Fox Animation may be languishing well behind DreamWorks, Aardman, Disney and Pixar as far as brand recognition goes, but the popular Ice Age franchise and last year's hit, Horton Hears a Who!, suggests that the studio is doing something right.
Subtitled Dawn of the Dinosaurs (nonsensically: it's set after their supposed extinction), Ice Age 3 is strictly surplus to all natural storytelling requirements. Make no mistake: it only exists because the accountants demanded it. But every studio needs to exploit its cash cows and it takes real craftsmanship, if not artistry, to do it so well. In 2002, the first Ice Age movie was a kind of anthropomorphised Three Men and a Baby, although you could trace its roots further back, to the John Ford/John Wayne western Three Godfathers (itself a remake of a silent picture from 1916) in which a trio of bankrobbers accidentally inherits an infant. In the animated version, a sloth (Sid), a woolly mammoth (Manny) and a sabre-tooth tiger (Diego) are thrown together by circumstance and the discovery of a mewling human baby. Putting aside their differences (and Diego's natural inclination to eat the kid), they embarked on a risky journey to restore him to his people.

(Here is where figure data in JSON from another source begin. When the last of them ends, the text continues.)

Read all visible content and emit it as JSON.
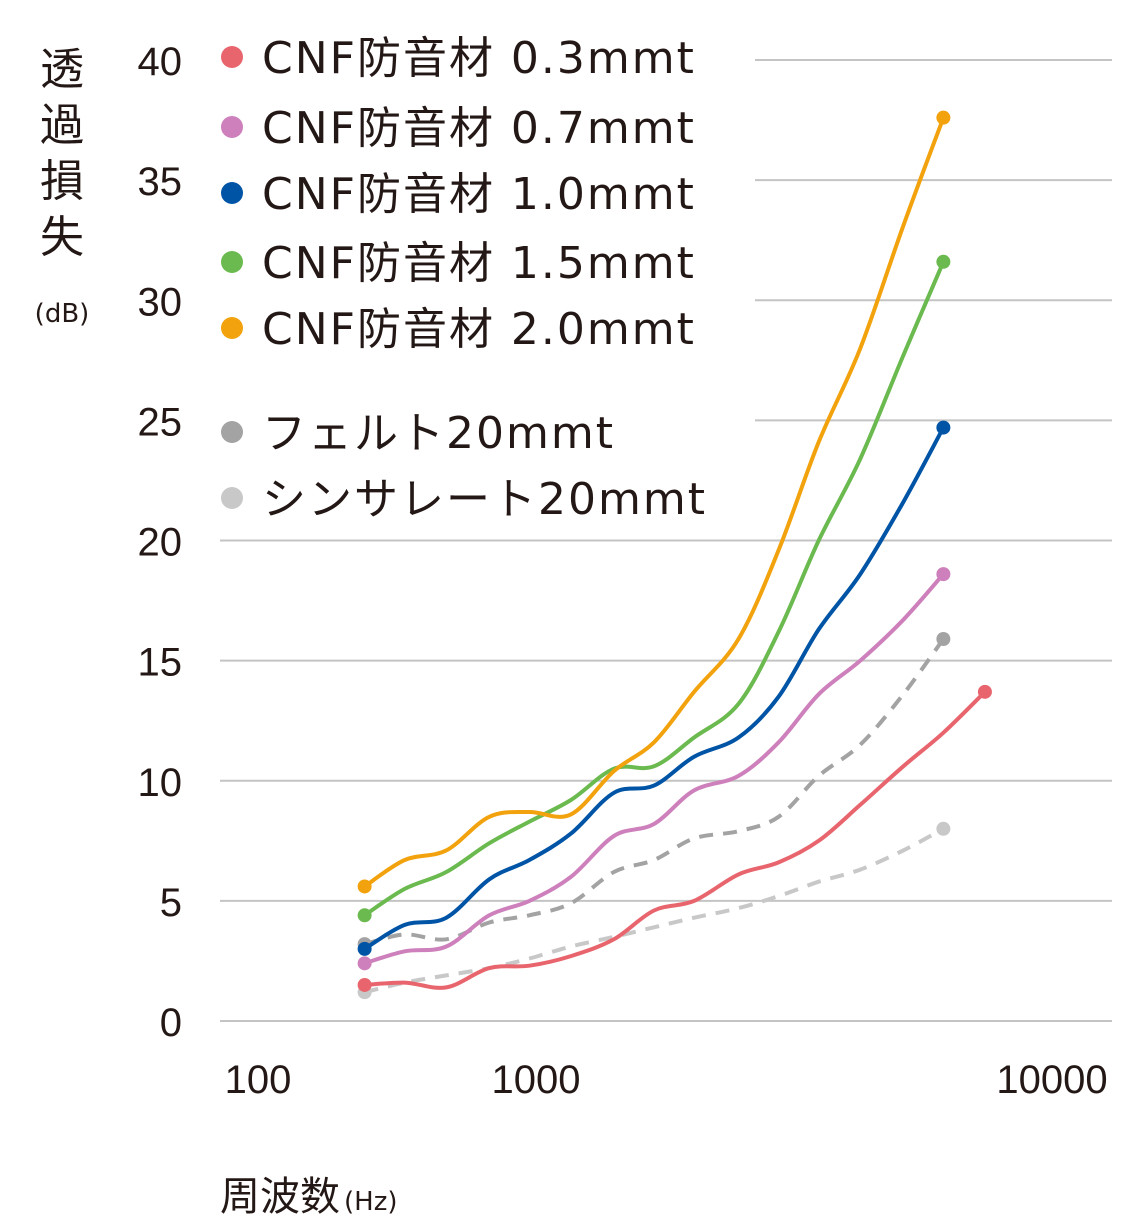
{
  "chart_data": {
    "type": "line",
    "ylabel_chars": [
      "透",
      "過",
      "損",
      "失"
    ],
    "ylabel_unit": "(dB)",
    "xlabel": "周波数",
    "xlabel_unit": "(Hz)",
    "x_scale": "log",
    "xlim": [
      100,
      10000
    ],
    "ylim": [
      0,
      40
    ],
    "x_ticks": [
      100,
      1000,
      10000
    ],
    "x_tick_labels": [
      "100",
      "1000",
      "10000"
    ],
    "y_ticks": [
      0,
      5,
      10,
      15,
      20,
      25,
      30,
      35,
      40
    ],
    "y_tick_labels": [
      "0",
      "5",
      "10",
      "15",
      "20",
      "25",
      "30",
      "35",
      "40"
    ],
    "grid": "horizontal",
    "legend_position": "top-left",
    "series": [
      {
        "name": "CNF防音材 0.3mmt",
        "color": "#e8656e",
        "dash": false,
        "x": [
          200,
          250,
          315,
          400,
          500,
          630,
          800,
          1000,
          1250,
          1600,
          2000,
          2500,
          3150,
          4000,
          5000,
          6300,
          8000,
          10000
        ],
        "y": [
          1.5,
          1.6,
          1.4,
          2.2,
          2.3,
          2.7,
          3.4,
          4.6,
          5.0,
          6.1,
          6.6,
          7.5,
          9.0,
          10.6,
          12.0,
          13.7,
          null,
          null
        ]
      },
      {
        "name": "CNF防音材 0.7mmt",
        "color": "#cd80bb",
        "dash": false,
        "x": [
          200,
          250,
          315,
          400,
          500,
          630,
          800,
          1000,
          1250,
          1600,
          2000,
          2500,
          3150,
          4000,
          5000,
          6300,
          8000,
          10000
        ],
        "y": [
          2.4,
          2.9,
          3.1,
          4.4,
          5.0,
          6.0,
          7.7,
          8.2,
          9.6,
          10.2,
          11.6,
          13.6,
          15.0,
          16.7,
          18.6,
          null,
          null,
          null
        ]
      },
      {
        "name": "CNF防音材 1.0mmt",
        "color": "#0054a6",
        "dash": false,
        "x": [
          200,
          250,
          315,
          400,
          500,
          630,
          800,
          1000,
          1250,
          1600,
          2000,
          2500,
          3150,
          4000,
          5000,
          6300,
          8000,
          10000
        ],
        "y": [
          3.0,
          4.0,
          4.3,
          5.9,
          6.7,
          7.8,
          9.5,
          9.8,
          11.0,
          11.8,
          13.5,
          16.3,
          18.6,
          21.6,
          24.7,
          null,
          null,
          null
        ]
      },
      {
        "name": "CNF防音材 1.5mmt",
        "color": "#6bba4f",
        "dash": false,
        "x": [
          200,
          250,
          315,
          400,
          500,
          630,
          800,
          1000,
          1250,
          1600,
          2000,
          2500,
          3150,
          4000,
          5000,
          6300,
          8000,
          10000
        ],
        "y": [
          4.4,
          5.5,
          6.2,
          7.4,
          8.3,
          9.2,
          10.5,
          10.6,
          11.8,
          13.2,
          16.2,
          20.0,
          23.4,
          27.7,
          31.6,
          null,
          null,
          null
        ]
      },
      {
        "name": "CNF防音材 2.0mmt",
        "color": "#f2a20d",
        "dash": false,
        "x": [
          200,
          250,
          315,
          400,
          500,
          630,
          800,
          1000,
          1250,
          1600,
          2000,
          2500,
          3150,
          4000,
          5000,
          6300,
          8000,
          10000
        ],
        "y": [
          5.6,
          6.7,
          7.1,
          8.5,
          8.7,
          8.6,
          10.4,
          11.6,
          13.7,
          15.9,
          19.6,
          24.1,
          28.0,
          33.1,
          37.6,
          null,
          null,
          null
        ]
      },
      {
        "name": "フェルト20mmt",
        "color": "#a3a3a3",
        "dash": true,
        "x": [
          200,
          250,
          315,
          400,
          500,
          630,
          800,
          1000,
          1250,
          1600,
          2000,
          2500,
          3150,
          4000,
          5000,
          6300,
          8000,
          10000
        ],
        "y": [
          3.2,
          3.6,
          3.4,
          4.1,
          4.4,
          4.9,
          6.2,
          6.7,
          7.6,
          7.9,
          8.5,
          10.2,
          11.5,
          13.6,
          15.9,
          null,
          null,
          null
        ]
      },
      {
        "name": "シンサレート20mmt",
        "color": "#c8c8c8",
        "dash": true,
        "x": [
          200,
          250,
          315,
          400,
          500,
          630,
          800,
          1000,
          1250,
          1600,
          2000,
          2500,
          3150,
          4000,
          5000,
          6300,
          8000,
          10000
        ],
        "y": [
          1.2,
          1.6,
          1.9,
          2.2,
          2.6,
          3.1,
          3.5,
          3.9,
          4.3,
          4.7,
          5.2,
          5.8,
          6.3,
          7.1,
          8.0,
          null,
          null,
          null
        ]
      }
    ]
  }
}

Come 2006's Ice Age: The Meltdown: Manny meets a mate, Ellie, who is under the mistaken impression that she is a possum and the strange herd saves the entire valley from a potentially devastating flood. In Dawn of the Dinosaurs, Ellie is with child, Manny is thoroughly domesticated, Diego is hearing the call of the wild, and klutzy and addlebrained Sid is feeling broody - so much so that when he happens across three seemingly abandoned eggs, he adopts them as his own. The babies that emerge all have big teeth and appetites to match, but Sid is not discouraged until an angry T-Rex comes to reclaim them and leads him down to a subterranean "lost valley" of the dinosaurs. Needless to say, Sid's pals decide they must follow.
After a lachrymose start that belabours the fissures threatening the friendship of the three males, Ice Age 3 soon reverts to the frantic pace of its predecessors. Underground (a much more verdant environment than you might expect), Sid and his friends face one perilous adventure after another. With their breathless concentration on high-stakes action - intermingled with a few choice wisecracks - these movies are really a throwback to the Looney Tunes shorts that came out of Warner Bros in the 1940s and 1950s: it's safe to say that Wile E Coyote and Roadrunner would be up to speed in this company.

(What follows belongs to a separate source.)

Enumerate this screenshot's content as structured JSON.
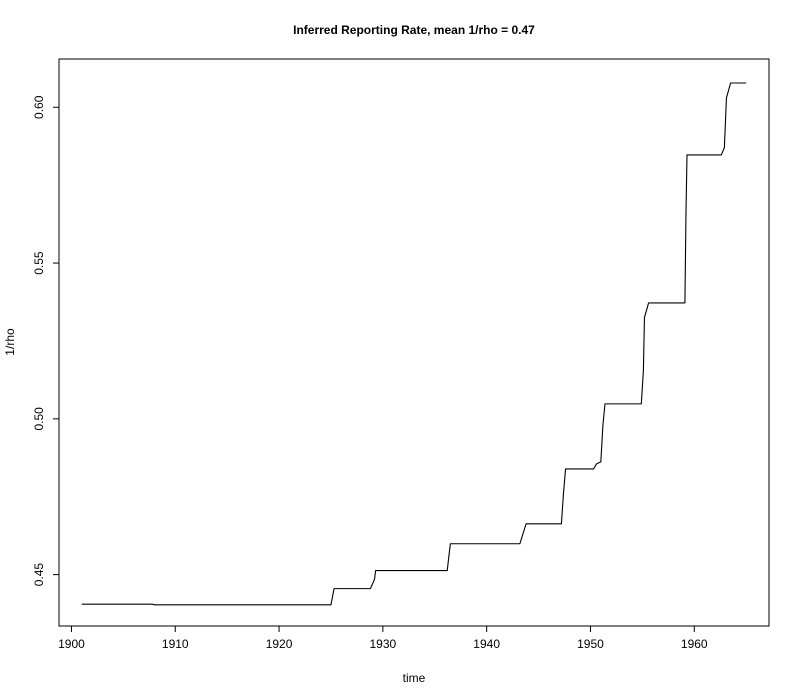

The franchise even has its own supporting short in the shape of a running gag about a mute squirrel, Scrat, and his fruitless attempts to hold on to an elusive acorn. In this instalment, his struggles are complicated by the arrival of a female squirrel, who is both a rival for the nut and a distraction in her own right. Of course, the Looney Tunes shorts didn't have to sustain our interest for 94 minutes, and Ice Age: Dawn of the Dinosaurs struggles to find room to develop each of what is now a lengthy cast of characters. Diego (voiced by Denis Leary) and Manny (the Everybody Loves Raymond star Ray Romano) are left fighting over scraps in a script which doles out perfunctory character arcs like goody bags at a children's party: everyone gets one but they'll be landfill by morning.
Meanwhile, the irritatingly immature and idiotic Sid (the perennial supporting player John Leguizamo) gets the lion's share of the dramatic focus and the comedy bragging rights. More accurately, he splits most of the screen time with yet another character, a one-eyed weasel named Buck who serves as a guide to the land of the dinosaurs. Voiced by the British comedian Simon Pegg (Shaun of the Dead), Buck is a reckless adventurer likely modelled on Shrek 2's scene-stealing Puss in Boots.

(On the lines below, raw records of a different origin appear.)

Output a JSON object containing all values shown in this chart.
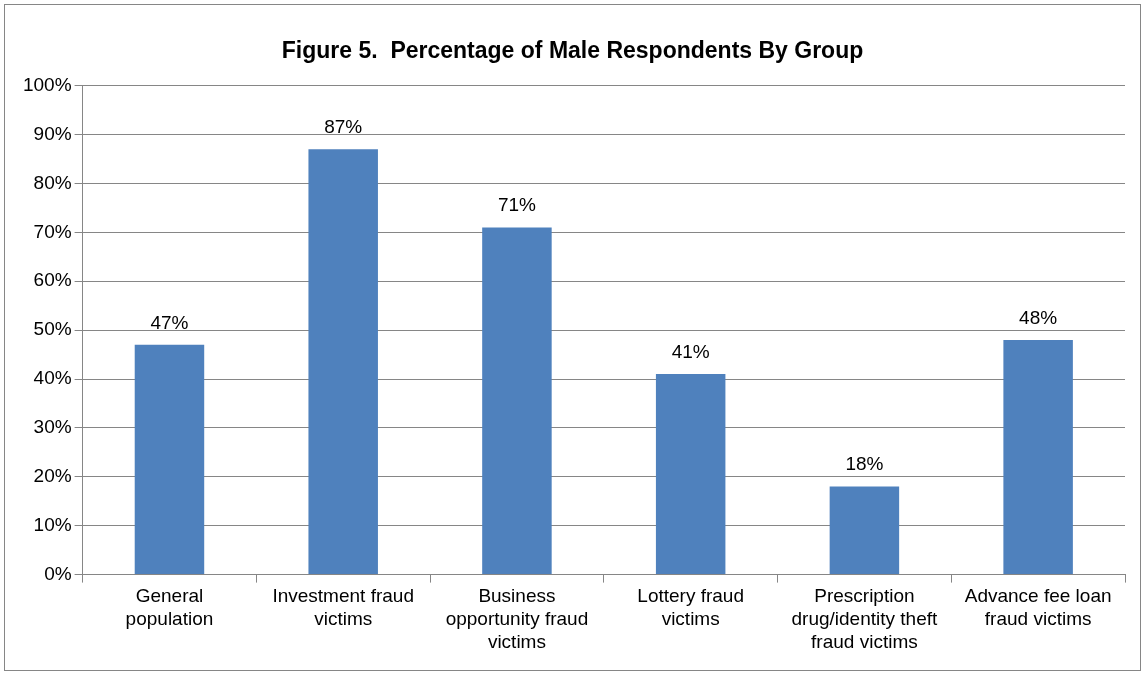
{
  "chart_data": {
    "type": "bar",
    "title": "Figure 5.  Percentage of Male Respondents By Group",
    "categories": [
      "General population",
      "Investment fraud victims",
      "Business opportunity fraud victims",
      "Lottery fraud victims",
      "Prescription drug/identity theft fraud victims",
      "Advance fee loan fraud victims"
    ],
    "values": [
      47,
      87,
      71,
      41,
      18,
      48
    ],
    "value_labels": [
      "47%",
      "87%",
      "71%",
      "41%",
      "18%",
      "48%"
    ],
    "color": "#4f81bd",
    "ylim": [
      0,
      100
    ],
    "yticks": [
      {
        "value": 0,
        "label": "0%"
      },
      {
        "value": 10,
        "label": "10%"
      },
      {
        "value": 20,
        "label": "20%"
      },
      {
        "value": 30,
        "label": "30%"
      },
      {
        "value": 40,
        "label": "40%"
      },
      {
        "value": 50,
        "label": "50%"
      },
      {
        "value": 60,
        "label": "60%"
      },
      {
        "value": 70,
        "label": "70%"
      },
      {
        "value": 80,
        "label": "80%"
      },
      {
        "value": 90,
        "label": "90%"
      },
      {
        "value": 100,
        "label": "100%"
      }
    ],
    "grid": "y",
    "legend": false
  }
}
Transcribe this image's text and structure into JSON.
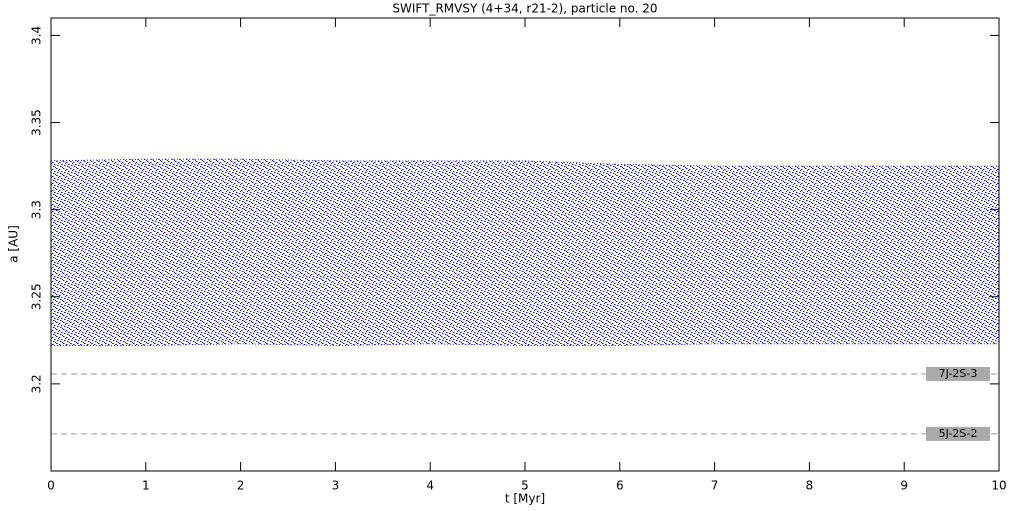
{
  "chart_data": {
    "type": "band",
    "title": "SWIFT_RMVSY (4+34, r21-2), particle no. 20",
    "xlabel": "t [Myr]",
    "ylabel": "a [AU]",
    "x": [
      0,
      1,
      2,
      3,
      4,
      5,
      6,
      7,
      8,
      9,
      10
    ],
    "band": {
      "color": "#0000ff",
      "upper": [
        3.328,
        3.329,
        3.329,
        3.328,
        3.328,
        3.328,
        3.326,
        3.325,
        3.325,
        3.325,
        3.325
      ],
      "lower": [
        3.222,
        3.222,
        3.223,
        3.222,
        3.223,
        3.222,
        3.222,
        3.223,
        3.223,
        3.223,
        3.223
      ]
    },
    "resonances": [
      {
        "label": "7J-2S-3",
        "value": 3.2057
      },
      {
        "label": "5J-2S-2",
        "value": 3.1713
      }
    ],
    "xlim": [
      0,
      10
    ],
    "xticks": [
      0,
      1,
      2,
      3,
      4,
      5,
      6,
      7,
      8,
      9,
      10
    ],
    "ylim": [
      3.15,
      3.41
    ],
    "yticks": [
      3.2,
      3.25,
      3.3,
      3.35,
      3.4
    ]
  }
}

Buck is an engagingly eccentric fellow - evidently out of his mind and often as not dead wrong in the leadership department. The filmmakers seem to be in two minds themselves about whether to keep him on hand for a potential third sequel, but the truth is that the next Ice Age needs less characters and more story. There is enough wit and technical acumen on display to keep part three moving along briskly, but take a step back and you can see the series is running on a treadmill. It can't go much faster before falling flat.